We Own the Night

James Gray

BY Leo PetacciaPublished Oct 12, 2007

Whatever happened to the good old "policier”? It seems like eons ago when Scorsese shovelled shit to show us how cops and robbers really get down. Mean Streets looked mean because people shot first and asked questions later, and so on. These days, it’s a bit too much of the other way around. And it’s boring.

Thank goodness for Queens’ very own James Gray. The man has put the balls back into the crime melodrama. His method? Mark Wahlberg and Joaquin Phoenix. Gray’s been using the two for his cop noirs since 2000, when The Yards dominated Cannes and men had a reason to frequent art houses again.

In Gray’s latest oeuvre, We Own the Night, Phoenix burns the screen as New York nightclub manager Bobby Green, a coke-happy party boy with sizzling Puerto Rican girlfriend Amada (Eva Mendes) and a brother, Joseph (a flawless Mark Wahlberg), who wants to put him out of business. Joseph is a cop, so is their deputy-chief dad Burt (Robert Duvall, in Oscar shape).

Who owns the night? The Russians, obviously. They do their dirty work (narcotics, jewels, etc.) in Bobby’s club and Bobby’s family gets word. So NYPD’s finest raid the place and now Bobby’s a rat. And Russians don’t like rats. Things get sticky when the two groups learn of each other’s soft spots — Bobby being the cops’ and a nationwide coke cartel being the Russians’.

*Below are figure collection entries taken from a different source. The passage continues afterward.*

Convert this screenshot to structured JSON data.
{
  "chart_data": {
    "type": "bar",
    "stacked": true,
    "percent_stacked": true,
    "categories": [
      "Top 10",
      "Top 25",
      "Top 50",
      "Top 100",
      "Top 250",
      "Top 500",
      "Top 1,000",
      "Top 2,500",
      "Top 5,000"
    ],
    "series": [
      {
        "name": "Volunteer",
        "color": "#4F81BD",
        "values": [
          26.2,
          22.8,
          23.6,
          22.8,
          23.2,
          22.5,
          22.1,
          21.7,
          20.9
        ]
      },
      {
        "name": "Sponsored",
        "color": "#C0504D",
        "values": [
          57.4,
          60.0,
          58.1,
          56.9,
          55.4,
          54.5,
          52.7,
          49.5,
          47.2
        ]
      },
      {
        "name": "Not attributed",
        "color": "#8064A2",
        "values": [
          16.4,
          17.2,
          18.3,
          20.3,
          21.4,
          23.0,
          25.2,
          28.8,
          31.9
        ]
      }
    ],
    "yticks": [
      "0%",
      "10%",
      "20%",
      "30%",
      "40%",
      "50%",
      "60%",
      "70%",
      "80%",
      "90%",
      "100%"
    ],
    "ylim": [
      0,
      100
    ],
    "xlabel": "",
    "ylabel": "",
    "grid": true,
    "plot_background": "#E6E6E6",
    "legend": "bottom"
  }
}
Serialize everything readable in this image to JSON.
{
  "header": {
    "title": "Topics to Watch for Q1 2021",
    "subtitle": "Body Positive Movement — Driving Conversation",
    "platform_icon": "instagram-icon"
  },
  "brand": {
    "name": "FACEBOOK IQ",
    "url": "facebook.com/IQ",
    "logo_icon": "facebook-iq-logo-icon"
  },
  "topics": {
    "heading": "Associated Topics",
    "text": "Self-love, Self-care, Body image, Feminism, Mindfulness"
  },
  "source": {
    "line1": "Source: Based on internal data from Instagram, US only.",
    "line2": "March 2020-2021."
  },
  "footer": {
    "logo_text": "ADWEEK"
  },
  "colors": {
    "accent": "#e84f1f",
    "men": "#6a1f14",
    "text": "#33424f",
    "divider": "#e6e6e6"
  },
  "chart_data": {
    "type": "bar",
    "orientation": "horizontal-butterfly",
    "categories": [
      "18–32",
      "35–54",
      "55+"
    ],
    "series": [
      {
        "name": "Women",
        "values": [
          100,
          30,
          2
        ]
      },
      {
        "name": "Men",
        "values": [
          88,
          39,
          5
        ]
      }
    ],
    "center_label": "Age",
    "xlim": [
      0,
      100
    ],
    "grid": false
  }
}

Gray is at his best here; he’s so good it’s scary. I can’t figure out if it’s his grainy eye for realism that drags you into the dread or his penchant for perfectly long-but-not-too-long takes that makes him the Nietzsche of cinema. When people eat, you hear the chewing. When tension ensues, you writhe in your seat. When night falls, you feel the chill. And when the going gets tough, the blood hits the camera lens. You’re practically there, only bullet proof.

It’s grittier than your average crime drama, just as it should be, which in the end makes it decadent. It’s just a pity that Gray banked on the one-dimensional Mendes as the femme feature. She’s brilliant at screaming, and crying. And screaming. And that’s about it.